Companies want to hear where you feel particularly strong. They also want to see if you’re self-aware enough to know that you also have weaknesses. The distinction here is how you talk about them.

For strengths, talk about how you’ll apply these skills at the job, how you’ll help others to make progress on these same skills.

“I feel I’m particularly good at identifying portions of system architecture and how they communicate from a big-picture point of view. I like to know how the pieces fit together. I’m happy to dig in and learn as much depth on this as possible, because I feel it makes me a better programmer. When I work on a particular piece of code, I have a better idea how that will impact another system, and so on. I also like to teach and train people, and I think I’d like to work out a regular schedule of lunch-and-learns or other dedicated training time to review things like high-level system architecture etc so everyone on the team feels more confident.”
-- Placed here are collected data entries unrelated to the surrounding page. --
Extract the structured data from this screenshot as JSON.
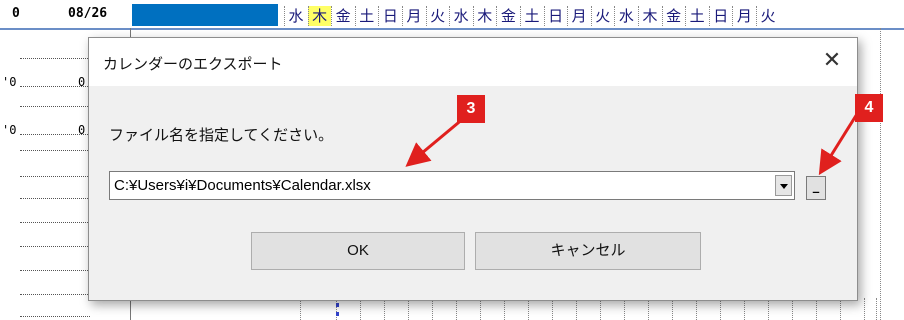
{
  "sheet": {
    "left_header": "0",
    "date_label": "08/26",
    "days": [
      "水",
      "木",
      "金",
      "土",
      "日",
      "月",
      "火",
      "水",
      "木",
      "金",
      "土",
      "日",
      "月",
      "火",
      "水",
      "木",
      "金",
      "土",
      "日",
      "月",
      "火"
    ],
    "today_index": 1,
    "row_labels": [
      {
        "left": "'0",
        "right": "0"
      },
      {
        "left": "'0",
        "right": "0"
      }
    ]
  },
  "dialog": {
    "title": "カレンダーのエクスポート",
    "close_glyph": "✕",
    "prompt": "ファイル名を指定してください。",
    "file_path_value": "C:¥Users¥i¥Documents¥Calendar.xlsx",
    "browse_label": "_",
    "ok_label": "OK",
    "cancel_label": "キャンセル"
  },
  "annotations": {
    "badge_3": "3",
    "badge_4": "4",
    "color": "#e0201e"
  }
}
When it comes to weaknesses, it’s important to be genuine, but to also follow it up with how you became aware of this weakness and what you’re doing about it.
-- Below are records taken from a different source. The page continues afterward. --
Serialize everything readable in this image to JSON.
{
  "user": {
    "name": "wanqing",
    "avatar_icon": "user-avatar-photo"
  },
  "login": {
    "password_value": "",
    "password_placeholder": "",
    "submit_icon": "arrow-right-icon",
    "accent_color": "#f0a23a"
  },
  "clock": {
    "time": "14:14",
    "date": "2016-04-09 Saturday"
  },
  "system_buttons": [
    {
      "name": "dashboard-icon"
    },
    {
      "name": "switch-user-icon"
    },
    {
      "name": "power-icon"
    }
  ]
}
“Sometimes my time management can be a problem area. Having worked at so many startups in my career, I tend to notice gaps on the team and feel a need to fill that gap. It could be a gap in knowledge, or something not getting done, or an inefficiency, and next thing I know I’m down a ‘rabbit hole’ and not always spending my time on task. I was made aware of this at one job, and I tried to excuse it as being necessary for my role as a Sr Architect, but in reflection I can see how it hurt the team’s overall progress because I wasn’t focusing well on the task that was required of me. Because I’m aware of it now, I find it much easier to ‘timebox’ my time, to allow myself a tiny portion of time, maybe a half hour or an hour, to explore a topic to see whether there actually IS value in that topic, make a note of it to ask higher-ups later, and then get back to the task I am responsible for.”

Explaining Previous Jobs

When I ask candidates about previous jobs, I’m listening for several indicators:

  1. Growth: Did you take that job to learn a new skill, or to keep using a skill you already had? How did your skills grow at that job, and by how much?
  2. Responsibility: Did you gain responsibility while at that role? Why or why not?
  3. Teamwork: What can you teach me about how your team worked there? (without giving away secrets you need to honor)
  4. Respect: How do you talk about your previous employers? Do you speak kindly about them, or does your language get more and more negative and resentful?
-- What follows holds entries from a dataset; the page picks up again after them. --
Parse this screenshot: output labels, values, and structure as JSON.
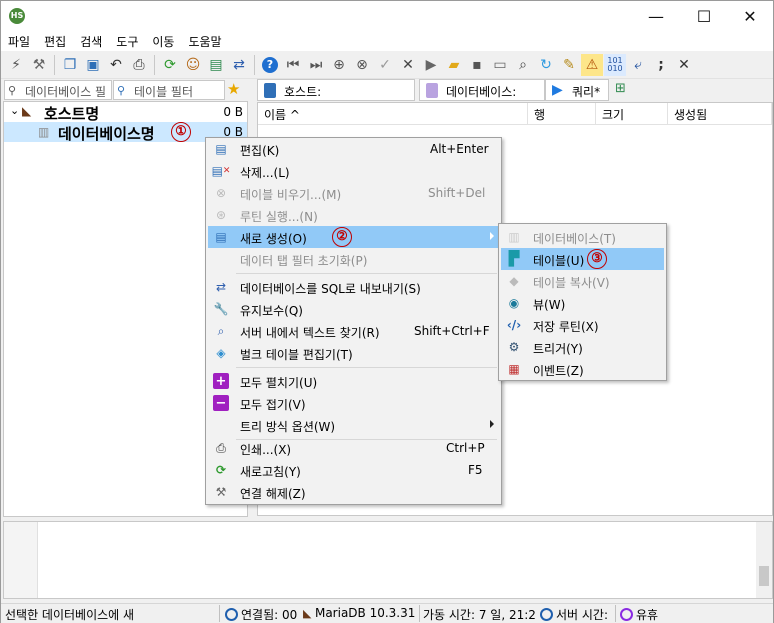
{
  "colors": {
    "accent": "#91c9f7",
    "selection": "#cce8ff",
    "annotation": "#c00000"
  },
  "window": {
    "minimize": "—",
    "maximize": "☐",
    "close": "✕"
  },
  "menubar": [
    "파일",
    "편집",
    "검색",
    "도구",
    "이동",
    "도움말"
  ],
  "filters": {
    "db_filter": "데이터베이스 필",
    "table_filter": "테이블 필터"
  },
  "tabs": {
    "host": "호스트:",
    "database": "데이터베이스:",
    "query": "쿼리*"
  },
  "tree": {
    "host": {
      "label": "호스트명",
      "size": "0 B"
    },
    "database": {
      "label": "데이터베이스명",
      "size": "0 B",
      "marker": "①"
    }
  },
  "grid": {
    "columns": [
      "이름 ^",
      "행",
      "크기",
      "생성됨"
    ]
  },
  "context_menu": {
    "items": [
      {
        "label": "편집(K)",
        "shortcut": "Alt+Enter",
        "icon": "edit-icon",
        "disabled": false
      },
      {
        "label": "삭제...(L)",
        "shortcut": "",
        "icon": "delete-icon",
        "disabled": false
      },
      {
        "label": "테이블 비우기...(M)",
        "shortcut": "Shift+Del",
        "icon": "empty-table-icon",
        "disabled": true
      },
      {
        "label": "루틴 실행...(N)",
        "shortcut": "",
        "icon": "run-routine-icon",
        "disabled": true
      },
      {
        "label": "새로 생성(O)",
        "shortcut": "",
        "icon": "create-new-icon",
        "disabled": false,
        "marker": "②"
      },
      {
        "label": "데이터 탭 필터 초기화(P)",
        "shortcut": "",
        "icon": "",
        "disabled": true
      },
      {
        "label": "데이터베이스를 SQL로 내보내기(S)",
        "shortcut": "",
        "icon": "export-sql-icon",
        "disabled": false
      },
      {
        "label": "유지보수(Q)",
        "shortcut": "",
        "icon": "wrench-icon",
        "disabled": false
      },
      {
        "label": "서버 내에서 텍스트 찾기(R)",
        "shortcut": "Shift+Ctrl+F",
        "icon": "search-icon",
        "disabled": false
      },
      {
        "label": "벌크 테이블 편집기(T)",
        "shortcut": "",
        "icon": "bulk-edit-icon",
        "disabled": false
      },
      {
        "label": "모두 펼치기(U)",
        "shortcut": "",
        "icon": "expand-all-icon",
        "disabled": false
      },
      {
        "label": "모두 접기(V)",
        "shortcut": "",
        "icon": "collapse-all-icon",
        "disabled": false
      },
      {
        "label": "트리 방식 옵션(W)",
        "shortcut": "",
        "icon": "",
        "disabled": false
      },
      {
        "label": "인쇄...(X)",
        "shortcut": "Ctrl+P",
        "icon": "print-icon",
        "disabled": false
      },
      {
        "label": "새로고침(Y)",
        "shortcut": "F5",
        "icon": "refresh-icon",
        "disabled": false
      },
      {
        "label": "연결 해제(Z)",
        "shortcut": "",
        "icon": "disconnect-icon",
        "disabled": false
      }
    ]
  },
  "submenu": {
    "items": [
      {
        "label": "데이터베이스(T)",
        "icon": "database-icon",
        "disabled": true
      },
      {
        "label": "테이블(U)",
        "icon": "table-icon",
        "disabled": false,
        "marker": "③"
      },
      {
        "label": "테이블 복사(V)",
        "icon": "copy-table-icon",
        "disabled": true
      },
      {
        "label": "뷰(W)",
        "icon": "view-icon",
        "disabled": false
      },
      {
        "label": "저장 루틴(X)",
        "icon": "stored-routine-icon",
        "disabled": false
      },
      {
        "label": "트리거(Y)",
        "icon": "trigger-icon",
        "disabled": false
      },
      {
        "label": "이벤트(Z)",
        "icon": "event-icon",
        "disabled": false
      }
    ]
  },
  "statusbar": {
    "message": "선택한 데이터베이스에 새",
    "connected": "연결됨: 00",
    "server": "MariaDB 10.3.31",
    "uptime": "가동 시간: 7 일, 21:2",
    "server_time": "서버 시간:",
    "idle": "유휴"
  }
}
Explaining Your Current Job

You’ll probably be asked about your current job responsibilities. After talking through this, you’ll almost always be asked “Why do you want to leave?”

Like the previous note on explaining previous jobs, it’s important that you speak positively about your current role, even if it’s a horrible place to work.

Try to share ideas of things that you have learned at the job, and end the explanation with an idea of what you want next.

“I learned some interesting design idea there around X, Y, and Z, which I feel will be helpful in the future, or even just for perspective on different ways to accomplish a goal. I’m looking for a new opportunity where I can continue to grow in A, B, or C areas because I’d like my career to go in a slightly different direction.”

Explaining Why You’re Currently Unemployed

I’ve screened a lot of resumes and talked to people on the phone who were unemployed at the time.

In my experience, hiring managers and recruiters will be a lot more favorable toward you if the amount of time you’ve been unemployed is short. The longer you remain unemployed, the more they’ll be worried that you are “unemployable”. They’ll be thinking “Surely if this person knows what they claim to know, they would have found a job by now.”

This can also be a heavy bias. There may be fewer jobs in your region, and perhaps you lack the resources to relocate to an area where you’d find a job more easily. Not everyone can just pick up and move in a quick amount of time.

It’s important to keep working on things while unemployed. Find side projects, find some open source where you can contribute time and skill, attend meetups and give talks on topics where you have some knowledge. It’s important to keep “doing the thing” as if you were employed.